Troubleshooting commands (AIX)
The following AIX® system commands are useful for DB2® troubleshooting:
- errpt
- The errpt command reports system errors such
as hardware errors and network failures.
- For an overview that shows one line per error, use errpt
- For a more detailed view that shows one page for each error, use errpt
-a
- For errors with an error number of "1581762B", use errpt
-a -j 1581762B
- To find out if you ran out of paging space in the past, use errpt
| grep SYSVMM
- To find out if there are token ring card or disk problems, check
the errpt output for the phrases "disk" and "tr0"
- lsps
- The lsps -a command monitors and displays how
paging space is being used.
- lsattr
- This command displays various operating system parameters. For
example, use the following command to find out the amount of real
memory on the database partition:
lsattr -l sys0 -E
- xmperf
- For AIX systems using Motif,
this command starts a graphical monitor that collects and displays
system-related performance data. The monitor displays three-dimensional
diagrams for each database partition in a single window, and is good
for high-level monitoring. However, if activity is low, the output
from this monitor is of limited value.
- spmon
- If you are using system partitioning as part of the Parallel System
Support Program (PSSP), you might need to check if the SP Switch is
running on all workstations. To view the status of all database partitions,
use one of the following commands from the control workstation:
- spmon -d for ASCII output
- spmon -g for a graphical user interface
Alternatively, use the command netstat -i from
a database partition workstation to see if the switch is down. If
the switch is down, there is an asterisk (*) beside the database partition
name. For example: css0* 65520 <Link>0.0.0.0.0.0
The
asterisk does not display if the switch is up.

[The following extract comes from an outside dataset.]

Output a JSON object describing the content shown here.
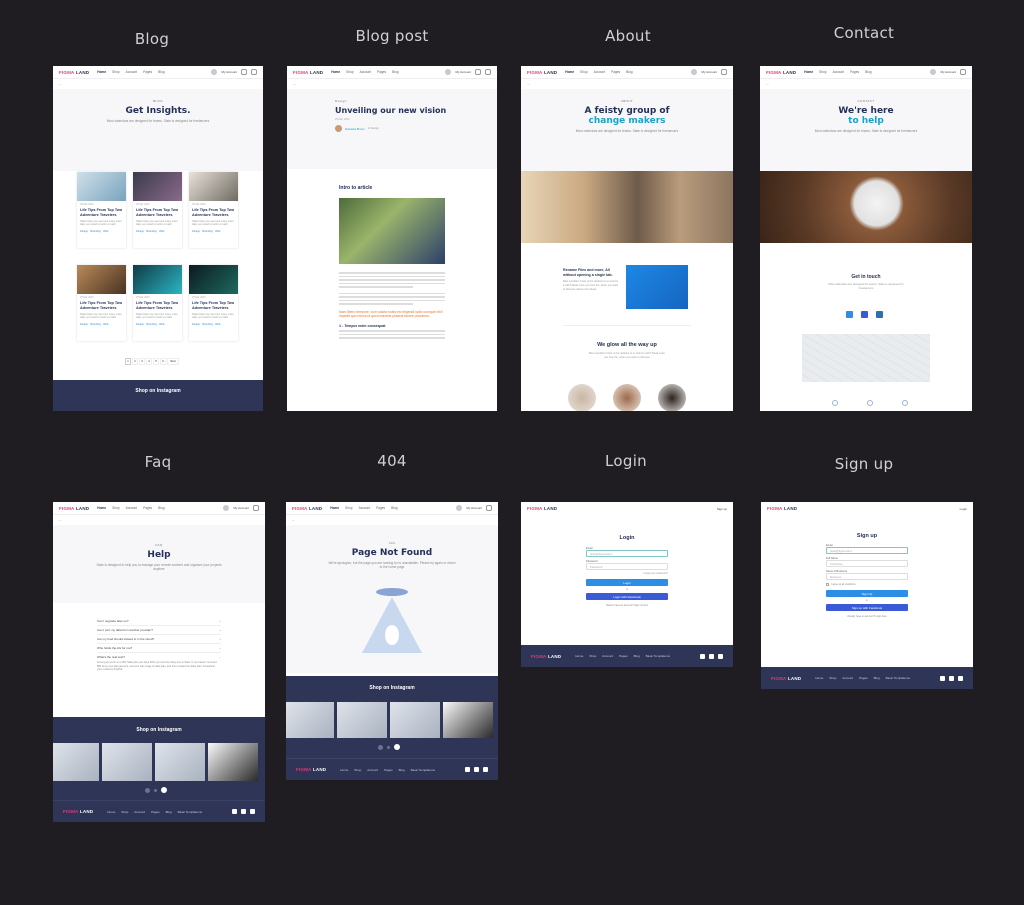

Troubleshooting commands (Linux and UNIX)
The
following system commands are for all Linux and UNIX systems, including AIX, unless otherwise noted.
- df
- The df command lets you see if file systems
are full.
- To see how much free space is in all file systems (including mounted
ones), use df
- To see how much free space is in all file systems with names containing
"dev", use df | grep dev
- To see how much free space is in your home file system, use df
/home
- To see how much free space is in the file system "tmp", use df
/tmp
- To see if there is enough free space on the machine, check the
output from the following commands: df /usr , df /var , df
/tmp , and df /home
- truss
- This command is useful for tracing system calls in one or more
processes.
- pstack
- Available for Solaris 2.5.1 or later, the /usr/proc/bin/pstack command
displays stack traceback information. The /usr/proc/bin directory
contains other tools for debugging processes that seem to be suspended.
Performance Monitoring Tools
The following
tools are available for monitoring the performance of your system.
- vmstat
- This command is useful for determining if something is suspended
or just taking a long time. You can monitor the paging rate, found
under the page in (pi) and page out (po) columns. Other important
columns are the amount of allocated virtual storage (avm) and free
virtual storage (fre).
- iostat
- This command is useful for monitoring I/O activities. You can
use the read and write rate to estimate the amount of time required
for certain SQL operations (if they are the only activity on the system).
- netstat
- This command lets you know the network traffic on each database
partition, and the number of error packets encountered. It is useful
for isolating network problems.
- system file
- Available for Solaris operating system, the /etc/system file
contains definitions for kernel configuration limits such as the maximum
number of users allowed on the system at a time, the maximum number
of processes per user, and the interprocess communication (IPC) limits
on size and number of resources. These limits are important because
they affect DB2 performance
on a Solaris operating system machine.